The AlphV SEC complaint states: “We want to bring to your attention a concerning issue regarding MeridianLink’s compliance with the recently adopted cybersecurity incident disclosure rules.
“It has come to our attention that MeridianLink, in light of a significant breach comprising customer data and operational information, has failed to file the requisite disclosure under Item 1.05 of Form 8-K with the stipulated four business days, as mandated by the new SEC rules.”
AlphV apparently also reproduced on its site the automated receipt the SEC generated for the complaint submission; DataBreaches.net reproduce the receipt image on its site, and I have copied it below.

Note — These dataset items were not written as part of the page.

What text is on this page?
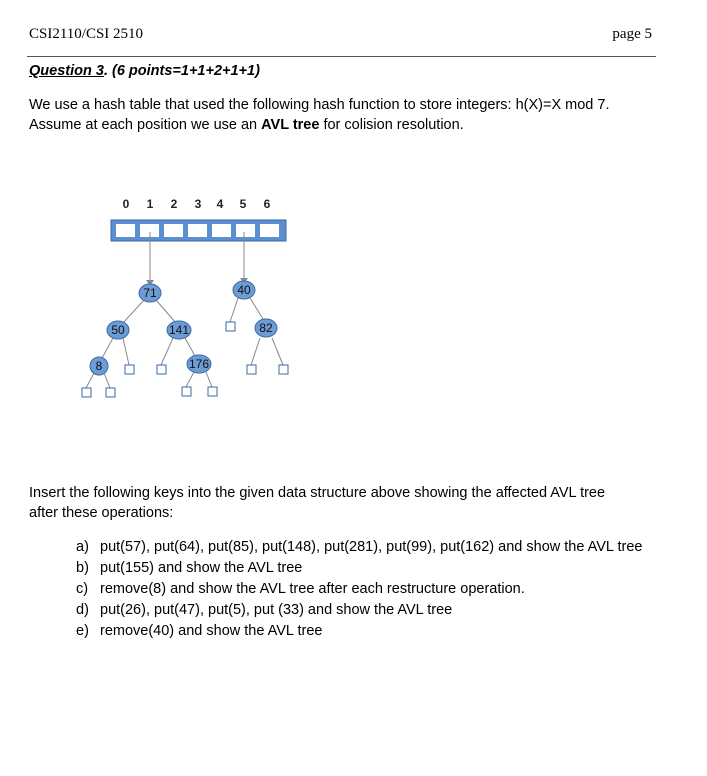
CSI2110/CSI 2510	page 5
Question 3. (6 points=1+1+2+1+1)
We use a hash table that used the following hash function to store integers: h(X)=X mod 7.
Assume at each position we use an AVL tree for colision resolution.
0 1 2 3 4 5 6
71	40
50	141	82
8	176
Insert the following keys into the given data structure above showing the affected AVL tree
after these operations:
a) put(57), put(64), put(85), put(148), put(281), put(99), put(162) and show the AVL tree
b) put(155) and show the AVL tree
c) remove(8) and show the AVL tree after each restructure operation.
d) put(26), put(47), put(5), put (33) and show the AVL tree
e) remove(40) and show the AVL tree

DataBreaches.net apparently contacted MeridianLink about the incident and their incident response. MeridianLink reportedly responded as follows: “Safeguarding our customers’ and partners’ information is something we take seriously. MeridianLink recently identified a cybersecurity incident that took place on Nov. 10. Upon discovery the same day, we acted immediately to containthe threat and engaged a team of third-party experts to investigate the incident. Based on our investigation to date, we have identified no evidence of unauthorized access to our production platforms, and the incident has caused minimal business interruption. We have no further details to offer currently, as our investigation is ongoing.”
Although you do have to be impressed with hackers’ sheer audacity in filing the non-disclosure complaint with the SEC, the hackers’ allegations are faulty in two ways
First, the hackers alleged that MeridianLink violated the cybersecurity disclosure guidelines by failing to make the requisite disclosure under Item 1.05 of Form 8-K within the stipulate four business days. However, the cybersecurity incident current report disclosure obligation of Item 1.05 does not go into effect until December 18, 2023, and the current reporting obligation does not go into effect for smaller reporting companies until June 15, 2024. (For further detail about the effective dates of the new cybersecurity disclosure rules, refer here.)

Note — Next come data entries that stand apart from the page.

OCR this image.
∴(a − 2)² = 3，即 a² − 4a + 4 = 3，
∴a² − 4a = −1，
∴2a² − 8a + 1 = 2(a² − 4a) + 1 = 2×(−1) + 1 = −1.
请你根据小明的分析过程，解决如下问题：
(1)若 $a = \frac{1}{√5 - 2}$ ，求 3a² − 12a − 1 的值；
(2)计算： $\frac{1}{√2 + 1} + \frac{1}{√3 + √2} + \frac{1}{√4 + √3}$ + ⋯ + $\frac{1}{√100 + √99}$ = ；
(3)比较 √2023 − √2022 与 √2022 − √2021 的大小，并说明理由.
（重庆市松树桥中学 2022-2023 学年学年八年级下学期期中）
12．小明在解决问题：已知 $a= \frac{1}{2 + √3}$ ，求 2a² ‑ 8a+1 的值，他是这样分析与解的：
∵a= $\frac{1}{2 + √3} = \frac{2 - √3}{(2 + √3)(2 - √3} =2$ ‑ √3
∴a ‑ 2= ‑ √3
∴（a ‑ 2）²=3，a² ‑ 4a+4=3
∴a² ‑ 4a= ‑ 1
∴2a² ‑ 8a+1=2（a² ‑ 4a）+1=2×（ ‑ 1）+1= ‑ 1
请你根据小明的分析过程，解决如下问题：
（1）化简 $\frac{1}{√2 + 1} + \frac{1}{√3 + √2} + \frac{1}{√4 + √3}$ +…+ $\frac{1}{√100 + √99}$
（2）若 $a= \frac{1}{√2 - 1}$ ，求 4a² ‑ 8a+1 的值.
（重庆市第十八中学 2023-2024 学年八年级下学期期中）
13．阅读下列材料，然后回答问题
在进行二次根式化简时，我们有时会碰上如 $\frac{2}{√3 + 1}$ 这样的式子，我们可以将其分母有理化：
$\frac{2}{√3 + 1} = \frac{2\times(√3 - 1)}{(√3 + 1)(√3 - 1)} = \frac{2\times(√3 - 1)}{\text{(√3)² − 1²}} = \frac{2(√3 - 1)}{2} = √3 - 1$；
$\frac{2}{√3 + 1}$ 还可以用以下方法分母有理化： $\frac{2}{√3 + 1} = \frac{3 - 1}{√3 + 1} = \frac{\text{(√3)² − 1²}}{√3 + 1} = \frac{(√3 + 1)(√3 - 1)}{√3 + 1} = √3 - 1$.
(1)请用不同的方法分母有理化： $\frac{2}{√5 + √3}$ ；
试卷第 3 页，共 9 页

Second, even if the disclosure requirement were otherwise in effect, it may or may not have been triggered here. The new rules state that the cyber incident reporting is “due four business days after a registrant determines that a cybersecurity incident is material.” (Companies cannot “unreasonably delay” the determination that they need to disclose an incident.)

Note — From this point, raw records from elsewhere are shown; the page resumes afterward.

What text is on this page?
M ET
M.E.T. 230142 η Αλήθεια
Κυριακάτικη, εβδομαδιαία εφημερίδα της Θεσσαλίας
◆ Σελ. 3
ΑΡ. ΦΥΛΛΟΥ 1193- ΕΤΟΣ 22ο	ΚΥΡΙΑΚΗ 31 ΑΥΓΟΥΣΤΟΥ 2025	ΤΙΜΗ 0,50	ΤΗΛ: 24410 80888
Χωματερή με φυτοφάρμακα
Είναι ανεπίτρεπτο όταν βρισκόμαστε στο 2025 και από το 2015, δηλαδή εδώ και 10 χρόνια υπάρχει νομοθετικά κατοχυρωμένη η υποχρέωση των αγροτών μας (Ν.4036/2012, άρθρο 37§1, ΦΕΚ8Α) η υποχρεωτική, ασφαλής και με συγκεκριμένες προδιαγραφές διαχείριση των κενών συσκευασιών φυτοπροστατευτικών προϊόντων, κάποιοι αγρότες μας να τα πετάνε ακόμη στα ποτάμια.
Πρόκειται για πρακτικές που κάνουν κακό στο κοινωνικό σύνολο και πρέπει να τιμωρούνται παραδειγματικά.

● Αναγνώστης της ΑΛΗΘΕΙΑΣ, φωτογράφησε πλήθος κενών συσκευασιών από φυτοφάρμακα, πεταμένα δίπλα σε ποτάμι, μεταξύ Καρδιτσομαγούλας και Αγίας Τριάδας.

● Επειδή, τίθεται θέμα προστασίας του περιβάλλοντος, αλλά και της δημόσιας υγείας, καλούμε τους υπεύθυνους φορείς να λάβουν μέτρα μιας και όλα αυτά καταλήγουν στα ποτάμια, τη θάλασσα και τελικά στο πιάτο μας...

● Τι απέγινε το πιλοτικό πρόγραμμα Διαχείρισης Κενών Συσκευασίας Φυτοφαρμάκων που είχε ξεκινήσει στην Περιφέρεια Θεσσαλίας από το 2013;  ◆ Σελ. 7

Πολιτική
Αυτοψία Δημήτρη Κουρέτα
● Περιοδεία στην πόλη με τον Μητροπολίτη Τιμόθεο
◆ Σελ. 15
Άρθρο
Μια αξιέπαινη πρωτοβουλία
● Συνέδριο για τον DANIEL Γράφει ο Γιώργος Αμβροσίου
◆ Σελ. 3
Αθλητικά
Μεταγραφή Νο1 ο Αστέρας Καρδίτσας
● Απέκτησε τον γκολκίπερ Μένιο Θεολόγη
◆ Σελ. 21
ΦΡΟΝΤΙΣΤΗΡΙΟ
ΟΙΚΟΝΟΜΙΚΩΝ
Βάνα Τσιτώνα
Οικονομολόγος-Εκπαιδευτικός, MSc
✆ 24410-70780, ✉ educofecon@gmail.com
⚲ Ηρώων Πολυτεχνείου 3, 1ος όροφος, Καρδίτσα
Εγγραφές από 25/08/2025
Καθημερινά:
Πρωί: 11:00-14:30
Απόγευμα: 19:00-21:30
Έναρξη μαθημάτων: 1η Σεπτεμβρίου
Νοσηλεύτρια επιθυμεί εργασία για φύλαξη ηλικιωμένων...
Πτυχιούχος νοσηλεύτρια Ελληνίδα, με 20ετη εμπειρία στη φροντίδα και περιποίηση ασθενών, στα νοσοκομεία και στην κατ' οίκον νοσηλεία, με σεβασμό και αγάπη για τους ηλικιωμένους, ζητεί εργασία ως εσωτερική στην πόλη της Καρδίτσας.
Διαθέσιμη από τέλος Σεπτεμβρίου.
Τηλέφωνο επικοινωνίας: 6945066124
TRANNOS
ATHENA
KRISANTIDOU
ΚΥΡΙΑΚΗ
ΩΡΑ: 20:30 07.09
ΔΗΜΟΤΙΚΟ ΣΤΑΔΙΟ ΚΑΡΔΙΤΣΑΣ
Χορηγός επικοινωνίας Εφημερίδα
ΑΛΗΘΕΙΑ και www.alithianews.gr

While the hackers in their SEC complaint described the incident as constituting a “significant breach,” MeridianLink’s description of the incident in its statement to DataBreaches.net stated that the company had “identified no evidence of unauthorized access to our production platforms, and the incident has cause minimal business interruption.” MeridianLink may well contend that it has made no determination that the incident was “material,” and therefor that the four-day reporting period was not even triggered.
It could be argued that the AlphV’s filing of the SEC complaint is just a publicity stunt, and that is probably true at some level. In its November 18, 2023 article about the MeridianLink cyber ransom incident, the Wall Street Journal quotes a cybersecurity expert as saying about AlphV’s SEC complaint that “This is just a new way of applying pressure to companies to get them to comply.”
Just the same, the sequence of events does show the challenges companies face in dealing with cybersecurity issues. Even if the filing of the complaint is just a stunt, it does highlight the regulatory challenges that companies face when dealing with cybersecurity incidents. The Journal article also quotes a cybersecurity attorney as saying that “Now the bad guys are recognizing that the U.S. regulatory landscape is becoming acutely more dangerous for companies.”
I will say that evaluating the SEC complaint ploy as a publicity stunt, you have to give the hackers some credit; they managed to get themselves (and their breach) into the Wall Street Journal.